Research Article: The Influence of a Metal Stent on the Distribution of Thermal Energy during Irreversible Electroporation

Date Published: February 4, 2016

Publisher: Public Library of Science

Author(s): Hester J. Scheffer, Jantien A. Vogel, Willemien van den Bos, Robert E. Neal, Krijn P. van Lienden, Marc G. H. Besselink, Martin J. C. van Gemert, Cees W. M. van der Geld, Martijn R. Meijerink, John H. Klaessens, Rudolf M. Verdaasdonk, Maria Rosaria Scarfi.

http://doi.org/10.1371/journal.pone.0148457

Abstract

Irreversible electroporation (IRE) uses short duration, high-voltage electrical pulses to induce cell death via nanoscale defects resulting from altered transmembrane potential. The technique is gaining interest for ablations in unresectable pancreatic and hepatobiliary cancer. Metal stents are often used for palliative biliary drainage in these patients, but are currently seen as an absolute contraindication for IRE due to the perceived risk of direct heating of the metal and its surroundings. This study investigates the thermal and tissue viability changes due to a metal stent during IRE.

IRE was performed in a homogeneous tissue model (polyacrylamide gel), without and with a metal stent placed perpendicular and parallel to the electrodes, delivering 90 and 270 pulses (15–35 A, 90 μsec, 1.5 cm active tip exposure, 1.5 cm interelectrode distance, 1000–1500 V/cm, 90 pulses/min), and in-vivo in a porcine liver (4 ablations). Temperature changes were measured with an infrared thermal camera and with fiber-optic probes. Tissue viability after in-vivo IRE was investigated macroscopically using 5-triphenyltetrazolium chloride (TTC) vitality staining.

In the gel, direct stent-heating was not observed. Contrarily, the presence of a stent between the electrodes caused a higher increase in median temperature near the electrodes (23.2 vs 13.3°C [90 pulses]; p = 0.021, and 33.1 vs 24.8°C [270 pulses]; p = 0.242). In-vivo, no temperature difference was observed for ablations with and without a stent. Tissue examination showed white coagulation 1mm around the electrodes only. A rim of vital tissue remained around the stent, whereas ablation without stent resulted in complete tissue avitality.

IRE in the vicinity of a metal stent does not cause notable direct heating of the metal, but results in higher temperatures around the electrodes and remnant viable tissue. Future studies should determine for which clinical indications IRE in the presence of metal stents is safe and effective.

Partial Text

Irreversible electroporation (IRE) is a relatively novel ablation modality that uses electrical energy to induce cell death [1]. Electrodes are placed around a tumor, through which high-voltage, but sub-millisecond electrical pulses are applied at a low frequency (0.5–2 Hz). As opposed to thermal ablation techniques, the electrical pulses are designed to distort the pre-existing cellular membrane potential, leading to disruption of the lipid bilayer, after which the cell loses its homeostatic properties and dies [2–5]. Preclinical studies have shown that within the ablation zone IRE mostly affects cells, leaving the supporting extracellular matrix structures relatively intact [6–8]. This preservation of gross anatomic architecture allows tumors near vascular and biliary structures that are otherwise unresectable or unamenable to thermal-based modalities, to be ablated safely [9,10].

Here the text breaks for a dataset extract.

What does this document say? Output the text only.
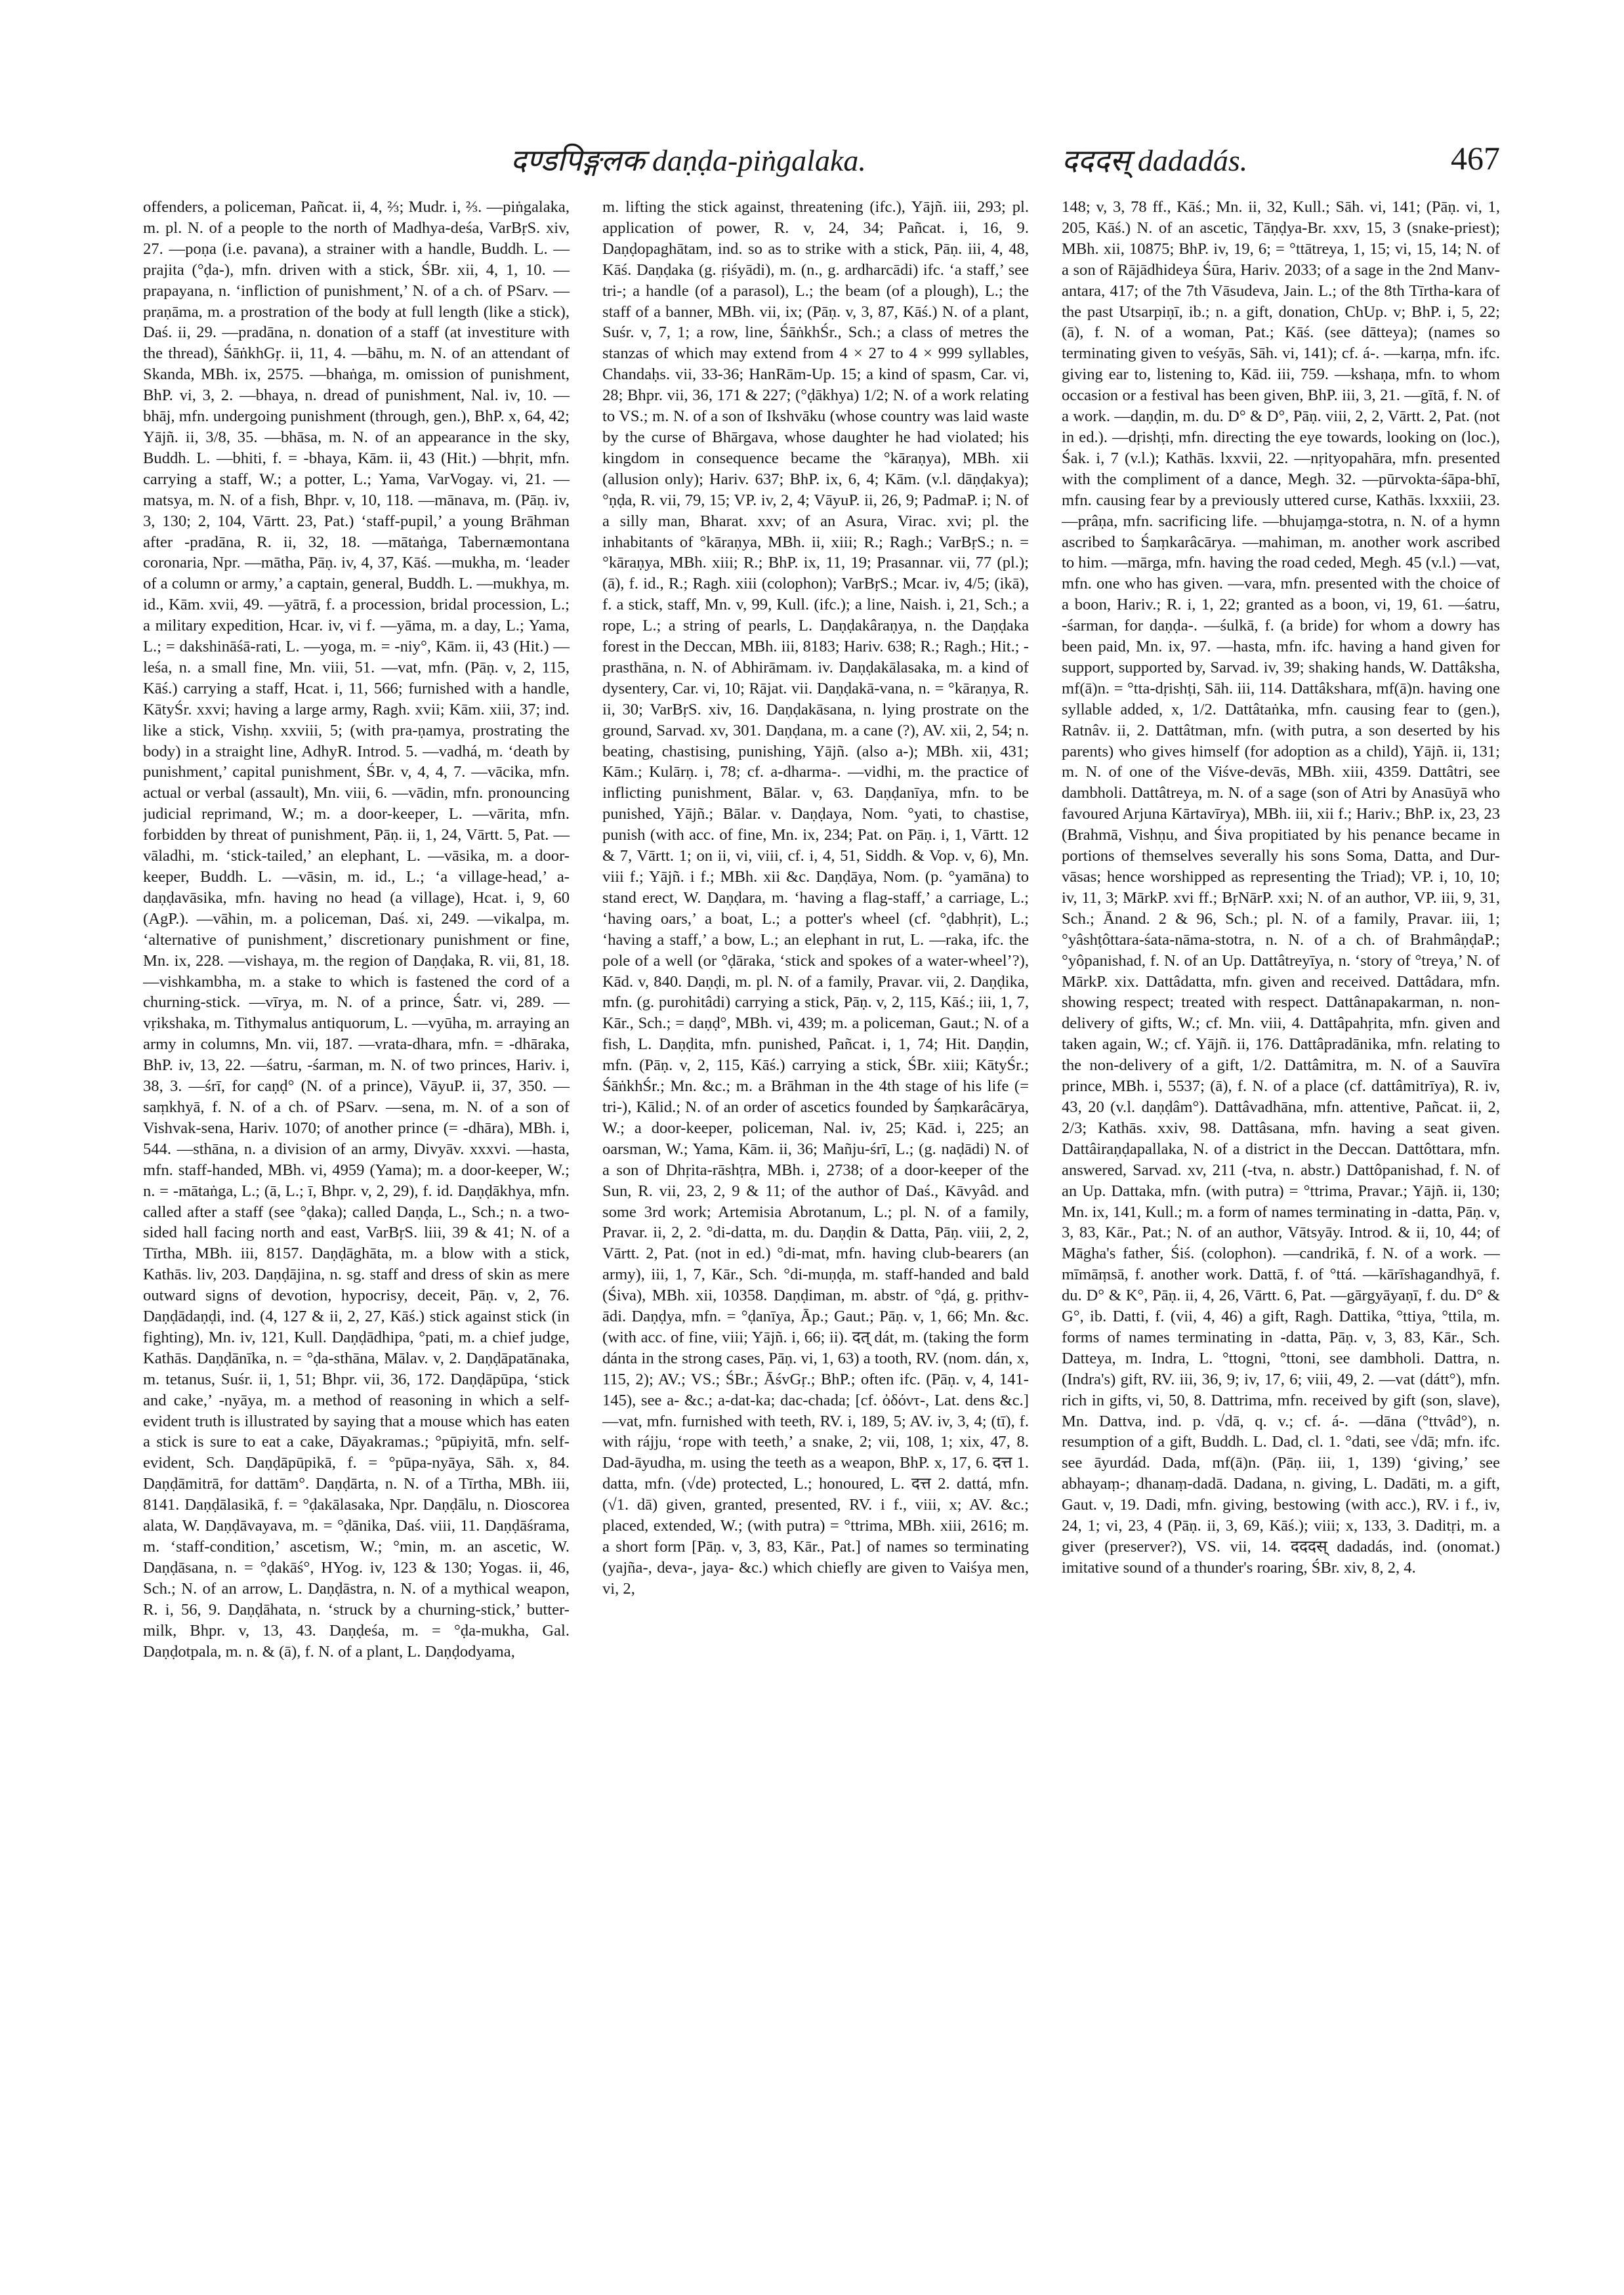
दण्डपिङ्गलक daṇḍa-piṅgalaka.	दददस् dadadás.	467

offenders, a policeman, Pañcat. ii, 4, ⅔; Mudr. i, ⅔. —piṅgalaka, m. pl. N. of a people to the north of Madhya-deśa, VarBṛS. xiv, 27. —poṇa (i.e. pavana), a strainer with a handle, Buddh. L. —prajita (°ḍa-), mfn. driven with a stick, ŚBr. xii, 4, 1, 10. —prapayana, n. ‘infliction of punishment,’ N. of a ch. of PSarv. —praṇāma, m. a prostration of the body at full length (like a stick), Daś. ii, 29. —pradāna, n. donation of a staff (at investiture with the thread), ŚāṅkhGṛ. ii, 11, 4. —bāhu, m. N. of an attendant of Skanda, MBh. ix, 2575. —bhaṅga, m. omission of punishment, BhP. vi, 3, 2. —bhaya, n. dread of punishment, Nal. iv, 10. —bhāj, mfn. undergoing punishment (through, gen.), BhP. x, 64, 42; Yājñ. ii, 3/8, 35. —bhāsa, m. N. of an appearance in the sky, Buddh. L. —bhiti, f. = -bhaya, Kām. ii, 43 (Hit.) —bhṛit, mfn. carrying a staff, W.; a potter, L.; Yama, VarVogay. vi, 21. —matsya, m. N. of a fish, Bhpr. v, 10, 118. —mānava, m. (Pāṇ. iv, 3, 130; 2, 104, Vārtt. 23, Pat.) ‘staff-pupil,’ a young Brāhman after -pradāna, R. ii, 32, 18. —mātaṅga, Tabernæmontana coronaria, Npr. —mātha, Pāṇ. iv, 4, 37, Kāś. —mukha, m. ‘leader of a column or army,’ a captain, general, Buddh. L. —mukhya, m. id., Kām. xvii, 49. —yātrā, f. a procession, bridal procession, L.; a military expedition, Hcar. iv, vi f. —yāma, m. a day, L.; Yama, L.; = dakshināśā-rati, L. —yoga, m. = -niy°, Kām. ii, 43 (Hit.) —leśa, n. a small fine, Mn. viii, 51. —vat, mfn. (Pāṇ. v, 2, 115, Kāś.) carrying a staff, Hcat. i, 11, 566; furnished with a handle, KātyŚr. xxvi; having a large army, Ragh. xvii; Kām. xiii, 37; ind. like a stick, Vishṇ. xxviii, 5; (with pra-ṇamya, prostrating the body) in a straight line, AdhyR. Introd. 5. —vadhá, m. ‘death by punishment,’ capital punishment, ŚBr. v, 4, 4, 7. —vācika, mfn. actual or verbal (assault), Mn. viii, 6. —vādin, mfn. pronouncing judicial reprimand, W.; m. a door-keeper, L. —vārita, mfn. forbidden by threat of punishment, Pāṇ. ii, 1, 24, Vārtt. 5, Pat. —vāladhi, m. ‘stick-tailed,’ an elephant, L. —vāsika, m. a door-keeper, Buddh. L. —vāsin, m. id., L.; ‘a village-head,’ a-daṇḍavāsika, mfn. having no head (a village), Hcat. i, 9, 60 (AgP.). —vāhin, m. a policeman, Daś. xi, 249. —vikalpa, m. ‘alternative of punishment,’ discretionary punishment or fine, Mn. ix, 228. —vishaya, m. the region of Daṇḍaka, R. vii, 81, 18. —vishkambha, m. a stake to which is fastened the cord of a churning-stick. —vīrya, m. N. of a prince, Śatr. vi, 289. —vṛikshaka, m. Tithymalus antiquorum, L. —vyūha, m. arraying an army in columns, Mn. vii, 187. —vrata-dhara, mfn. = -dhāraka, BhP. iv, 13, 22. —śatru, -śarman, m. N. of two princes, Hariv. i, 38, 3. —śrī, for caṇḍ° (N. of a prince), VāyuP. ii, 37, 350. —saṃkhyā, f. N. of a ch. of PSarv. —sena, m. N. of a son of Vishvak-sena, Hariv. 1070; of another prince (= -dhāra), MBh. i, 544. —sthāna, n. a division of an army, Divyāv. xxxvi. —hasta, mfn. staff-handed, MBh. vi, 4959 (Yama); m. a door-keeper, W.; n. = -mātaṅga, L.; (ā, L.; ī, Bhpr. v, 2, 29), f. id. Daṇḍākhya, mfn. called after a staff (see °ḍaka); called Daṇḍa, L., Sch.; n. a two-sided hall facing north and east, VarBṛS. liii, 39 & 41; N. of a Tīrtha, MBh. iii, 8157. Daṇḍāghāta, m. a blow with a stick, Kathās. liv, 203. Daṇḍājina, n. sg. staff and dress of skin as mere outward signs of devotion, hypocrisy, deceit, Pāṇ. v, 2, 76. Daṇḍādaṇḍi, ind. (4, 127 & ii, 2, 27, Kāś.) stick against stick (in fighting), Mn. iv, 121, Kull. Daṇḍādhipa, °pati, m. a chief judge, Kathās. Daṇḍānīka, n. = °ḍa-sthāna, Mālav. v, 2. Daṇḍāpatānaka, m. tetanus, Suśr. ii, 1, 51; Bhpr. vii, 36, 172. Daṇḍāpūpa, ‘stick and cake,’ -nyāya, m. a method of reasoning in which a self-evident truth is illustrated by saying that a mouse which has eaten a stick is sure to eat a cake, Dāyakramas.; °pūpiyitā, mfn. self-evident, Sch. Daṇḍāpūpikā, f. = °pūpa-nyāya, Sāh. x, 84. Daṇḍāmitrā, for dattām°. Daṇḍārta, n. N. of a Tīrtha, MBh. iii, 8141. Daṇḍālasikā, f. = °ḍakālasaka, Npr. Daṇḍālu, n. Dioscorea alata, W. Daṇḍāvayava, m. = °ḍānika, Daś. viii, 11. Daṇḍāśrama, m. ‘staff-condition,’ ascetism, W.; °min, m. an ascetic, W. Daṇḍāsana, n. = °ḍakāś°, HYog. iv, 123 & 130; Yogas. ii, 46, Sch.; N. of an arrow, L. Daṇḍāstra, n. N. of a mythical weapon, R. i, 56, 9. Daṇḍāhata, n. ‘struck by a churning-stick,’ butter-milk, Bhpr. v, 13, 43. Daṇḍeśa, m. = °ḍa-mukha, Gal. Daṇḍotpala, m. n. & (ā), f. N. of a plant, L. Daṇḍodyama,

m. lifting the stick against, threatening (ifc.), Yājñ. iii, 293; pl. application of power, R. v, 24, 34; Pañcat. i, 16, 9. Daṇḍopaghātam, ind. so as to strike with a stick, Pāṇ. iii, 4, 48, Kāś. Daṇḍaka (g. ṛiśyādi), m. (n., g. ardharcādi) ifc. ‘a staff,’ see tri-; a handle (of a parasol), L.; the beam (of a plough), L.; the staff of a banner, MBh. vii, ix; (Pāṇ. v, 3, 87, Kāś.) N. of a plant, Suśr. v, 7, 1; a row, line, ŚāṅkhŚr., Sch.; a class of metres the stanzas of which may extend from 4 × 27 to 4 × 999 syllables, Chandaḥs. vii, 33-36; HanRām-Up. 15; a kind of spasm, Car. vi, 28; Bhpr. vii, 36, 171 & 227; (°ḍākhya) 1/2; N. of a work relating to VS.; m. N. of a son of Ikshvāku (whose country was laid waste by the curse of Bhārgava, whose daughter he had violated; his kingdom in consequence became the °kāraṇya), MBh. xii (allusion only); Hariv. 637; BhP. ix, 6, 4; Kām. (v.l. dāṇḍakya); °ṇḍa, R. vii, 79, 15; VP. iv, 2, 4; VāyuP. ii, 26, 9; PadmaP. i; N. of a silly man, Bharat. xxv; of an Asura, Virac. xvi; pl. the inhabitants of °kāraṇya, MBh. ii, xiii; R.; Ragh.; VarBṛS.; n. = °kāraṇya, MBh. xiii; R.; BhP. ix, 11, 19; Prasannar. vii, 77 (pl.); (ā), f. id., R.; Ragh. xiii (colophon); VarBṛS.; Mcar. iv, 4/5; (ikā), f. a stick, staff, Mn. v, 99, Kull. (ifc.); a line, Naish. i, 21, Sch.; a rope, L.; a string of pearls, L. Daṇḍakâraṇya, n. the Daṇḍaka forest in the Deccan, MBh. iii, 8183; Hariv. 638; R.; Ragh.; Hit.; -prasthāna, n. N. of Abhirāmam. iv. Daṇḍakālasaka, m. a kind of dysentery, Car. vi, 10; Rājat. vii. Daṇḍakā-vana, n. = °kāraṇya, R. ii, 30; VarBṛS. xiv, 16. Daṇḍakāsana, n. lying prostrate on the ground, Sarvad. xv, 301. Daṇḍana, m. a cane (?), AV. xii, 2, 54; n. beating, chastising, punishing, Yājñ. (also a-); MBh. xii, 431; Kām.; Kulārṇ. i, 78; cf. a-dharma-. —vidhi, m. the practice of inflicting punishment, Bālar. v, 63. Daṇḍanīya, mfn. to be punished, Yājñ.; Bālar. v. Daṇḍaya, Nom. °yati, to chastise, punish (with acc. of fine, Mn. ix, 234; Pat. on Pāṇ. i, 1, Vārtt. 12 & 7, Vārtt. 1; on ii, vi, viii, cf. i, 4, 51, Siddh. & Vop. v, 6), Mn. viii f.; Yājñ. i f.; MBh. xii &c. Daṇḍāya, Nom. (p. °yamāna) to stand erect, W. Daṇḍara, m. ‘having a flag-staff,’ a carriage, L.; ‘having oars,’ a boat, L.; a potter's wheel (cf. °ḍabhṛit), L.; ‘having a staff,’ a bow, L.; an elephant in rut, L. —raka, ifc. the pole of a well (or °ḍāraka, ‘stick and spokes of a water-wheel’?), Kād. v, 840. Daṇḍi, m. pl. N. of a family, Pravar. vii, 2. Daṇḍika, mfn. (g. purohitâdi) carrying a stick, Pāṇ. v, 2, 115, Kāś.; iii, 1, 7, Kār., Sch.; = daṇḍ°, MBh. vi, 439; m. a policeman, Gaut.; N. of a fish, L. Daṇḍita, mfn. punished, Pañcat. i, 1, 74; Hit. Daṇḍin, mfn. (Pāṇ. v, 2, 115, Kāś.) carrying a stick, ŚBr. xiii; KātyŚr.; ŚāṅkhŚr.; Mn. &c.; m. a Brāhman in the 4th stage of his life (= tri-), Kālid.; N. of an order of ascetics founded by Śaṃkarâcārya, W.; a door-keeper, policeman, Nal. iv, 25; Kād. i, 225; an oarsman, W.; Yama, Kām. ii, 36; Mañju-śrī, L.; (g. naḍādi) N. of a son of Dhṛita-rāshṭra, MBh. i, 2738; of a door-keeper of the Sun, R. vii, 23, 2, 9 & 11; of the author of Daś., Kāvyâd. and some 3rd work; Artemisia Abrotanum, L.; pl. N. of a family, Pravar. ii, 2, 2. °di-datta, m. du. Daṇḍin & Datta, Pāṇ. viii, 2, 2, Vārtt. 2, Pat. (not in ed.) °di-mat, mfn. having club-bearers (an army), iii, 1, 7, Kār., Sch. °di-muṇḍa, m. staff-handed and bald (Śiva), MBh. xii, 10358. Daṇḍiman, m. abstr. of °ḍá, g. pṛithv-ādi. Daṇḍya, mfn. = °ḍanīya, Āp.; Gaut.; Pāṇ. v, 1, 66; Mn. &c. (with acc. of fine, viii; Yājñ. i, 66; ii). दत् dát, m. (taking the form dánta in the strong cases, Pāṇ. vi, 1, 63) a tooth, RV. (nom. dán, x, 115, 2); AV.; VS.; ŚBr.; ĀśvGṛ.; BhP.; often ifc. (Pāṇ. v, 4, 141-145), see a- &c.; a-dat-ka; dac-chada; [cf. ὀδόντ-, Lat. dens &c.] —vat, mfn. furnished with teeth, RV. i, 189, 5; AV. iv, 3, 4; (tī), f. with rájju, ‘rope with teeth,’ a snake, 2; vii, 108, 1; xix, 47, 8. Dad-āyudha, m. using the teeth as a weapon, BhP. x, 17, 6. दत्त 1. datta, mfn. (√de) protected, L.; honoured, L. दत्त 2. dattá, mfn. (√1. dā) given, granted, presented, RV. i f., viii, x; AV. &c.; placed, extended, W.; (with putra) = °ttrima, MBh. xiii, 2616; m. a short form [Pāṇ. v, 3, 83, Kār., Pat.] of names so terminating (yajña-, deva-, jaya- &c.) which chiefly are given to Vaiśya men, vi, 2,

148; v, 3, 78 ff., Kāś.; Mn. ii, 32, Kull.; Sāh. vi, 141; (Pāṇ. vi, 1, 205, Kāś.) N. of an ascetic, Tāṇḍya-Br. xxv, 15, 3 (snake-priest); MBh. xii, 10875; BhP. iv, 19, 6; = °ttātreya, 1, 15; vi, 15, 14; N. of a son of Rājādhideya Śūra, Hariv. 2033; of a sage in the 2nd Manv-antara, 417; of the 7th Vāsudeva, Jain. L.; of the 8th Tīrtha-kara of the past Utsarpiṇī, ib.; n. a gift, donation, ChUp. v; BhP. i, 5, 22; (ā), f. N. of a woman, Pat.; Kāś. (see dātteya); (names so terminating given to veśyās, Sāh. vi, 141); cf. á-. —karṇa, mfn. ifc. giving ear to, listening to, Kād. iii, 759. —kshaṇa, mfn. to whom occasion or a festival has been given, BhP. iii, 3, 21. —gītā, f. N. of a work. —daṇḍin, m. du. D° & D°, Pāṇ. viii, 2, 2, Vārtt. 2, Pat. (not in ed.). —dṛishṭi, mfn. directing the eye towards, looking on (loc.), Śak. i, 7 (v.l.); Kathās. lxxvii, 22. —nṛityopahāra, mfn. presented with the compliment of a dance, Megh. 32. —pūrvokta-śāpa-bhī, mfn. causing fear by a previously uttered curse, Kathās. lxxxiii, 23. —prâṇa, mfn. sacrificing life. —bhujaṃga-stotra, n. N. of a hymn ascribed to Śaṃkarâcārya. —mahiman, m. another work ascribed to him. —mārga, mfn. having the road ceded, Megh. 45 (v.l.) —vat, mfn. one who has given. —vara, mfn. presented with the choice of a boon, Hariv.; R. i, 1, 22; granted as a boon, vi, 19, 61. —śatru, -śarman, for daṇḍa-. —śulkā, f. (a bride) for whom a dowry has been paid, Mn. ix, 97. —hasta, mfn. ifc. having a hand given for support, supported by, Sarvad. iv, 39; shaking hands, W. Dattâksha, mf(ā)n. = °tta-dṛishṭi, Sāh. iii, 114. Dattâkshara, mf(ā)n. having one syllable added, x, 1/2. Dattâtaṅka, mfn. causing fear to (gen.), Ratnâv. ii, 2. Dattâtman, mfn. (with putra, a son deserted by his parents) who gives himself (for adoption as a child), Yājñ. ii, 131; m. N. of one of the Viśve-devās, MBh. xiii, 4359. Dattâtri, see dambholi. Dattâtreya, m. N. of a sage (son of Atri by Anasūyā who favoured Arjuna Kārtavīrya), MBh. iii, xii f.; Hariv.; BhP. ix, 23, 23 (Brahmā, Vishṇu, and Śiva propitiated by his penance became in portions of themselves severally his sons Soma, Datta, and Dur-vāsas; hence worshipped as representing the Triad); VP. i, 10, 10; iv, 11, 3; MārkP. xvi ff.; BṛNārP. xxi; N. of an author, VP. iii, 9, 31, Sch.; Ānand. 2 & 96, Sch.; pl. N. of a family, Pravar. iii, 1; °yâshṭôttara-śata-nāma-stotra, n. N. of a ch. of BrahmâṇḍaP.; °yôpanishad, f. N. of an Up. Dattâtreyīya, n. ‘story of °treya,’ N. of MārkP. xix. Dattâdatta, mfn. given and received. Dattâdara, mfn. showing respect; treated with respect. Dattânapakarman, n. non-delivery of gifts, W.; cf. Mn. viii, 4. Dattâpahṛita, mfn. given and taken again, W.; cf. Yājñ. ii, 176. Dattâpradānika, mfn. relating to the non-delivery of a gift, 1/2. Dattâmitra, m. N. of a Sauvīra prince, MBh. i, 5537; (ā), f. N. of a place (cf. dattâmitrīya), R. iv, 43, 20 (v.l. daṇḍâm°). Dattâvadhāna, mfn. attentive, Pañcat. ii, 2, 2/3; Kathās. xxiv, 98. Dattâsana, mfn. having a seat given. Dattâiraṇḍapallaka, N. of a district in the Deccan. Dattôttara, mfn. answered, Sarvad. xv, 211 (-tva, n. abstr.) Dattôpanishad, f. N. of an Up. Dattaka, mfn. (with putra) = °ttrima, Pravar.; Yājñ. ii, 130; Mn. ix, 141, Kull.; m. a form of names terminating in -datta, Pāṇ. v, 3, 83, Kār., Pat.; N. of an author, Vātsyāy. Introd. & ii, 10, 44; of Māgha's father, Śiś. (colophon). —candrikā, f. N. of a work. —mīmāṃsā, f. another work. Dattā, f. of °ttá. —kārīshagandhyā, f. du. D° & K°, Pāṇ. ii, 4, 26, Vārtt. 6, Pat. —gārgyāyaṇī, f. du. D° & G°, ib. Datti, f. (vii, 4, 46) a gift, Ragh. Dattika, °ttiya, °ttila, m. forms of names terminating in -datta, Pāṇ. v, 3, 83, Kār., Sch. Datteya, m. Indra, L. °ttogni, °ttoni, see dambholi. Dattra, n. (Indra's) gift, RV. iii, 36, 9; iv, 17, 6; viii, 49, 2. —vat (dátt°), mfn. rich in gifts, vi, 50, 8. Dattrima, mfn. received by gift (son, slave), Mn. Dattva, ind. p. √dā, q. v.; cf. á-. —dāna (°ttvâd°), n. resumption of a gift, Buddh. L. Dad, cl. 1. °dati, see √dā; mfn. ifc. see āyurdád. Dada, mf(ā)n. (Pāṇ. iii, 1, 139) ‘giving,’ see abhayaṃ-; dhanaṃ-dadā. Dadana, n. giving, L. Dadāti, m. a gift, Gaut. v, 19. Dadi, mfn. giving, bestowing (with acc.), RV. i f., iv, 24, 1; vi, 23, 4 (Pāṇ. ii, 3, 69, Kāś.); viii; x, 133, 3. Daditṛi, m. a giver (preserver?), VS. vii, 14. दददस् dadadás, ind. (onomat.) imitative sound of a thunder's roaring, ŚBr. xiv, 8, 2, 4.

It was never disputed that every electric field, including a field for irreversible electroporation, produces a thermal effect [17]. Yet, from 2005 onwards, scientists showed that IRE could be isolated from thermal effects and used by itself to produce substantial volumes of tissue ablation in vivo, with negligible thermal effects [3,8,27–29]. The application of IRE for the therapeutic ablation of tumors however, has evolved to use more aggressive energy regimens, with higher voltage and higher pulse number protocols. These high-energy regimens have shown to generate potentially harmful thermal effects [11,15,16,30], which is reaffirmed in the present study. Much effort should therefore be put in the development of clinical pulse protocols that mitigate these thermal effects and maintain IRE as the vastly predominant modality of tissue death.

IRE in the vicinity of a metal stent does not cause notable increased heating of the metal stent, but results in higher temperatures around the electrodes. In vivo, a remnant viable tissue region immediately adjacent to the stent was observed. These findings reinforce the appeal to either place plastic biliary endoprostheses or to remove of metal stents prior to IRE whenever possible. Future studies should determine for which clinical indications IRE in the presence of metal stents is safe and effective.